Andrea Sofía Regueira Martín is a lecturer in the Department of English and German at the University of Zaragoza, Spain. She received her PhD from the University of Zaragoza in 2022. Her research focuses on filmic representations of the transition to contemporary adulthood and on virtual spaces of girlhood in contemporary film. She is a member of the research project ‘From Social Space to Cinematic Space: Mise-en-Scènes of the Transnational in Contemporary Cinema’.

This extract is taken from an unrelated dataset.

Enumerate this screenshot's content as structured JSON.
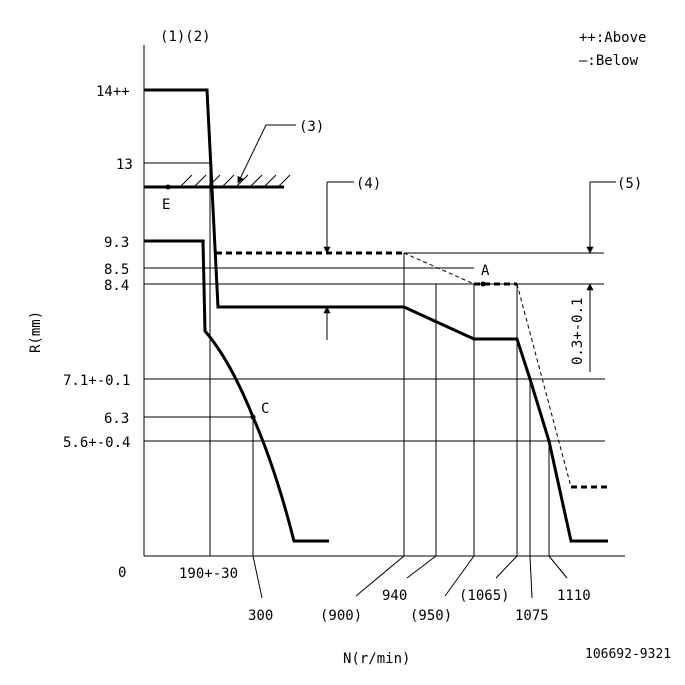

Emily E. Robson is a PhD candidate at the University of Cambridge, UK. Her doctoral research explores early modern English representations of male prophets, as well as the blurred boundaries between extraordinary prophecy and exegesis. She is currently working on an article examining the activities of William Juniper, the ‘Gosfield Seer’. Emily’s research interests include ecclesiastical reform, early modern Protestantism and the interrelation of gender and religion.
Laura Tisdall is a senior lecturer in history at Newcastle University, UK. She is a historian of childhood, adolescence, adulthood and chronological age in modern Britain and the United States. Her first book, A Progressive Education?, was published by Manchester University Press in 2020, and her most recent publication is a ‘state of the field’ article on the history of childhood in History (2022). She is currently working on a book on age and adulthood in Britain between c.1956 and c.1989, which is under contract with Yale University Press London.

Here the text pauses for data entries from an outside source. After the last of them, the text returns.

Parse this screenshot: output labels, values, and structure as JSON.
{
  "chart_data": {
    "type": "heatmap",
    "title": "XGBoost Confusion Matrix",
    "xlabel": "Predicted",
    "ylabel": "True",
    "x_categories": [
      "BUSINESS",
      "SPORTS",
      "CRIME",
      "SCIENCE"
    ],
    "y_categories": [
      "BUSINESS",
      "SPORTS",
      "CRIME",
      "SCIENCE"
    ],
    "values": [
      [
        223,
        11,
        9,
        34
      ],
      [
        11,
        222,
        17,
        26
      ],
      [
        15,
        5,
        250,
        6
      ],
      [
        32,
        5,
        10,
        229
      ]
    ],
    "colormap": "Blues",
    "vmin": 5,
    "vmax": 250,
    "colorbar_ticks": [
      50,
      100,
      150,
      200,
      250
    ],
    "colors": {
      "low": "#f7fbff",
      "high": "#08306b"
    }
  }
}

Holly N.S. White is an adjunct professor of history at William & Mary, Williamsburg, VA, USA. She specialises in the history of age, childhood and youth in the early United States. She is the co-editor of Engaging Children in Vast Early America (Routledge, 2024). Her first authored book, Negotiating American Childhood: Age-Based Laws and the Illusion of Protection in the Early United States, is forthcoming from the University of Virginia Press in 2025.
Grace Whorrall-Campbell is a Junior Research Fellow at Corpus Christi College, Oxford, UK. Her doctoral research examined the application of psy-science to management and the workplace in postwar Britain. Grace’s work has been published in the edited collection Feelings and Work in Modern History: Emotional Labour and Emotions about Labour (Bloomsbury, 2022). Grace’s research interests include the history of labour, gender, sexuality, mental health and the psychosocial in modern Britain.

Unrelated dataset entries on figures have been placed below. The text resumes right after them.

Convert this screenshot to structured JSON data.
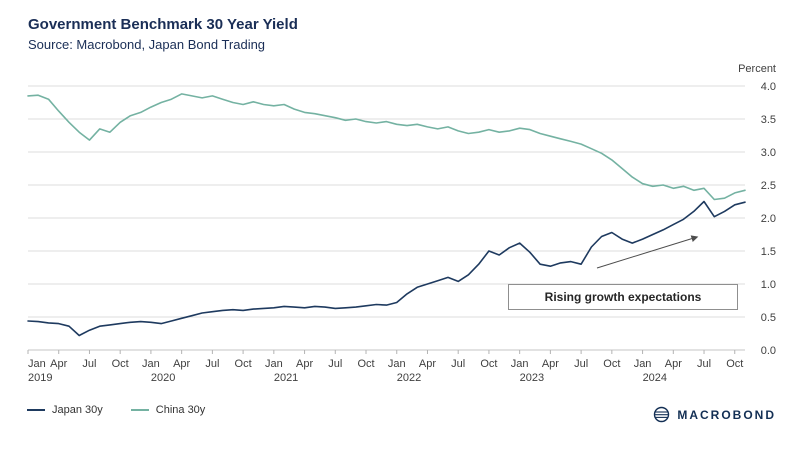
{
  "header": {
    "title": "Government Benchmark 30 Year Yield",
    "subtitle": "Source: Macrobond, Japan Bond Trading"
  },
  "chart_data": {
    "type": "line",
    "title": "Government Benchmark 30 Year Yield",
    "subtitle": "Source: Macrobond, Japan Bond Trading",
    "ylabel": "Percent",
    "ylim": [
      0.0,
      4.0
    ],
    "grid": "horizontal",
    "legend_position": "bottom-left",
    "y_ticks": [
      0,
      0.5,
      1.0,
      1.5,
      2.0,
      2.5,
      3.0,
      3.5,
      4.0
    ],
    "x_ticks": [
      {
        "i": 0,
        "label": "Jan",
        "year": "2019"
      },
      {
        "i": 3,
        "label": "Apr"
      },
      {
        "i": 6,
        "label": "Jul"
      },
      {
        "i": 9,
        "label": "Oct"
      },
      {
        "i": 12,
        "label": "Jan",
        "year": "2020"
      },
      {
        "i": 15,
        "label": "Apr"
      },
      {
        "i": 18,
        "label": "Jul"
      },
      {
        "i": 21,
        "label": "Oct"
      },
      {
        "i": 24,
        "label": "Jan",
        "year": "2021"
      },
      {
        "i": 27,
        "label": "Apr"
      },
      {
        "i": 30,
        "label": "Jul"
      },
      {
        "i": 33,
        "label": "Oct"
      },
      {
        "i": 36,
        "label": "Jan",
        "year": "2022"
      },
      {
        "i": 39,
        "label": "Apr"
      },
      {
        "i": 42,
        "label": "Jul"
      },
      {
        "i": 45,
        "label": "Oct"
      },
      {
        "i": 48,
        "label": "Jan",
        "year": "2023"
      },
      {
        "i": 51,
        "label": "Apr"
      },
      {
        "i": 54,
        "label": "Jul"
      },
      {
        "i": 57,
        "label": "Oct"
      },
      {
        "i": 60,
        "label": "Jan",
        "year": "2024"
      },
      {
        "i": 63,
        "label": "Apr"
      },
      {
        "i": 66,
        "label": "Jul"
      },
      {
        "i": 69,
        "label": "Oct"
      }
    ],
    "series": [
      {
        "name": "Japan 30y",
        "color": "#1e3a5f",
        "values": [
          0.44,
          0.43,
          0.41,
          0.4,
          0.36,
          0.22,
          0.3,
          0.36,
          0.38,
          0.4,
          0.42,
          0.43,
          0.42,
          0.4,
          0.44,
          0.48,
          0.52,
          0.56,
          0.58,
          0.6,
          0.61,
          0.6,
          0.62,
          0.63,
          0.64,
          0.66,
          0.65,
          0.64,
          0.66,
          0.65,
          0.63,
          0.64,
          0.65,
          0.67,
          0.69,
          0.68,
          0.72,
          0.85,
          0.95,
          1.0,
          1.05,
          1.1,
          1.04,
          1.14,
          1.3,
          1.5,
          1.44,
          1.55,
          1.62,
          1.48,
          1.3,
          1.27,
          1.32,
          1.34,
          1.3,
          1.56,
          1.72,
          1.78,
          1.68,
          1.62,
          1.68,
          1.75,
          1.82,
          1.9,
          1.98,
          2.1,
          2.25,
          2.02,
          2.1,
          2.2,
          2.24
        ]
      },
      {
        "name": "China 30y",
        "color": "#74b2a2",
        "values": [
          3.85,
          3.86,
          3.8,
          3.62,
          3.45,
          3.3,
          3.18,
          3.35,
          3.3,
          3.45,
          3.55,
          3.6,
          3.68,
          3.75,
          3.8,
          3.88,
          3.85,
          3.82,
          3.85,
          3.8,
          3.75,
          3.72,
          3.76,
          3.72,
          3.7,
          3.72,
          3.65,
          3.6,
          3.58,
          3.55,
          3.52,
          3.48,
          3.5,
          3.46,
          3.44,
          3.46,
          3.42,
          3.4,
          3.42,
          3.38,
          3.35,
          3.38,
          3.32,
          3.28,
          3.3,
          3.34,
          3.3,
          3.32,
          3.36,
          3.34,
          3.28,
          3.24,
          3.2,
          3.16,
          3.12,
          3.05,
          2.98,
          2.88,
          2.75,
          2.62,
          2.52,
          2.48,
          2.5,
          2.45,
          2.48,
          2.42,
          2.45,
          2.28,
          2.3,
          2.38,
          2.42
        ]
      }
    ],
    "annotation": {
      "text": "Rising growth expectations"
    }
  },
  "footer": {
    "logo_text": "MACROBOND"
  }
}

Deborah Youngs is a professor of late medieval and early Tudor British history who has published widely on gender, law, ageing and the life course in women’s experiences, 1350–1550. Her latest publications explore women’s litigation in the central law courts of Tudor England including (with Teresa Phipps) the edited book Litigating Women: Gender and Justice in Europe, c.1300–c.1800 (Routledge, 2021). She is currently Pro-Vice Chancellor (Education) at Swansea University, UK.